Being accused of a crime involving computer fraud or abuse is a very serious situation. There is no question about that. A person who is accused of an offense related to hacking, fraud, theft or other similar misconduct can find themselves facing violations on the state level and/or the federal level.
Depending on the alleged act, a person may be deemed in violation of Minnesota laws, federal laws or both. Violations such as hacking, theft of personal information or unauthorized computer access are addressed in Minnesota state laws. When an act violates state laws, the case will often, though not always, be tried in a state court. However, there are times when a person will instead or also face federal charges for an alleged computer crime.
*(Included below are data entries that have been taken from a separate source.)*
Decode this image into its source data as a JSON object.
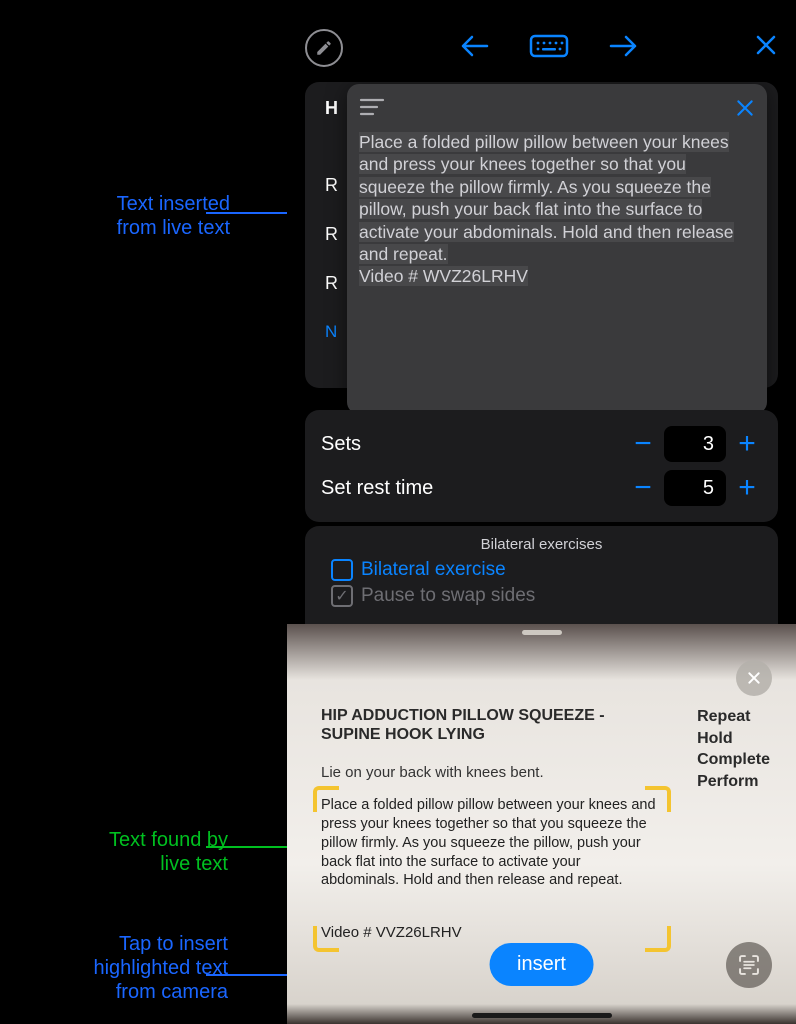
{
  "annotations": {
    "inserted": "Text inserted\nfrom live text",
    "found": "Text found by\nlive text",
    "tap": "Tap to insert\nhighlighted text\nfrom camera"
  },
  "bg": {
    "h": "H",
    "r1": "R",
    "dash1": "-",
    "r2": "R",
    "dash2": "-",
    "r3": "R",
    "dash3": "-",
    "new": "N"
  },
  "popup": {
    "body": "Place a folded pillow pillow between your knees and press your knees together so that you squeeze the pillow firmly. As you squeeze the pillow, push your back flat into the surface to activate your abdominals. Hold and then release and repeat.",
    "video": "Video # WVZ26LRHV"
  },
  "stepper": {
    "sets_label": "Sets",
    "sets_value": "3",
    "rest_label": "Set rest time",
    "rest_value": "5"
  },
  "bilat": {
    "title": "Bilateral exercises",
    "opt1": "Bilateral exercise",
    "opt2": "Pause to swap sides"
  },
  "camera": {
    "title": "HIP ADDUCTION PILLOW SQUEEZE - SUPINE HOOK LYING",
    "sub": "Lie on your back with knees bent.",
    "body": "Place a folded pillow pillow between your knees and press your knees together so that you squeeze the pillow firmly. As you squeeze the pillow, push your back flat into the surface to activate your abdominals. Hold and then release and repeat.",
    "video": "Video # VVZ26LRHV",
    "right1": "Repeat",
    "right2": "Hold",
    "right3": "Complete",
    "right4": "Perform",
    "insert": "insert"
  }
}
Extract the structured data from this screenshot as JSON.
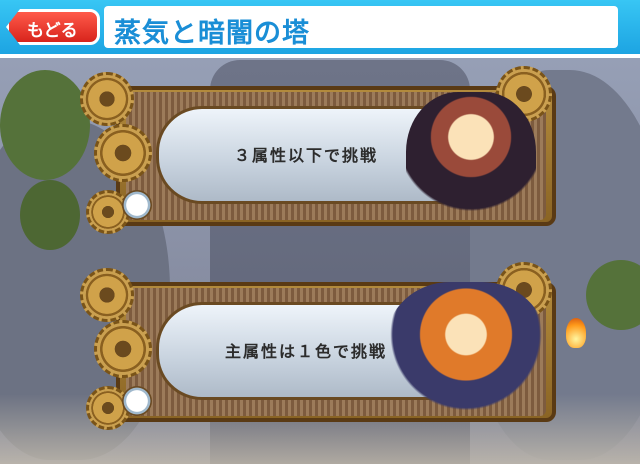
{
  "header": {
    "back_label": "もどる",
    "title": "蒸気と暗闇の塔"
  },
  "panels": [
    {
      "label": "３属性以下で挑戦",
      "character": "cat-hat-girl"
    },
    {
      "label": "主属性は１色で挑戦",
      "character": "top-hat-girl"
    }
  ],
  "icons": [
    "gear-icon",
    "pressure-gauge-icon",
    "flame-icon"
  ],
  "colors": {
    "header_blue": "#1da4e2",
    "back_button_red": "#d8241c",
    "title_text": "#1a8ed6",
    "frame_brass": "#b28a3c"
  }
}
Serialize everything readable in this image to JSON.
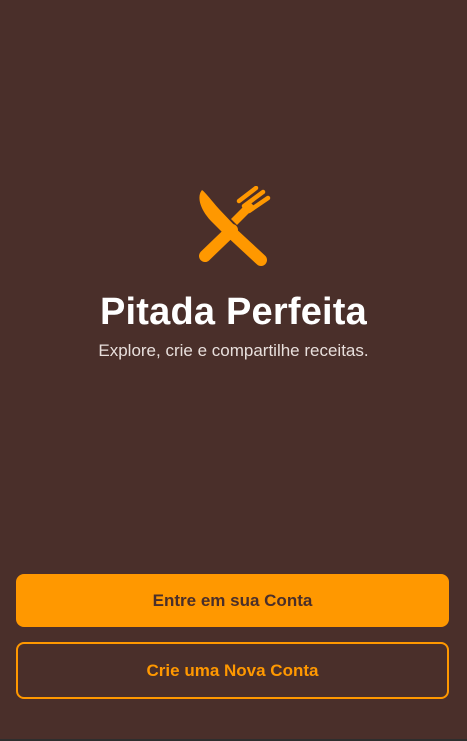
{
  "app": {
    "title": "Pitada Perfeita",
    "subtitle": "Explore, crie e compartilhe receitas.",
    "logo_icon": "utensils-crossed-icon"
  },
  "actions": {
    "login_label": "Entre em sua Conta",
    "signup_label": "Crie uma Nova Conta"
  },
  "colors": {
    "background": "#4a2f2a",
    "accent": "#ff9800",
    "title_text": "#ffffff",
    "subtitle_text": "#e8dfdc"
  }
}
These cases will be tried in federal court.
Federal laws, including the Computer Fraud and Abuse Act and the Electronic Communications Privacy Act, are in place to protect federal interests. This means that if an alleged computer crime crosses state borders, violates the U.S. Constitution or involves government computers, for example, it may very well result in federal charges.
If a person is convicted of a federal offense, he or she could face extremely serious penalties, including decades-long prison sentences in a federal facility and hundreds of thousands of dollars in fines.
Federal crimes of any nature should be taken very seriously. U.S. government agencies have extensive resources to prosecute those accused of violating laws, and facing these parties alone can seem all but impossible. This is why seeking the support and help of an attorney familiar with trying cases in federal court can be crucial in defending against charges.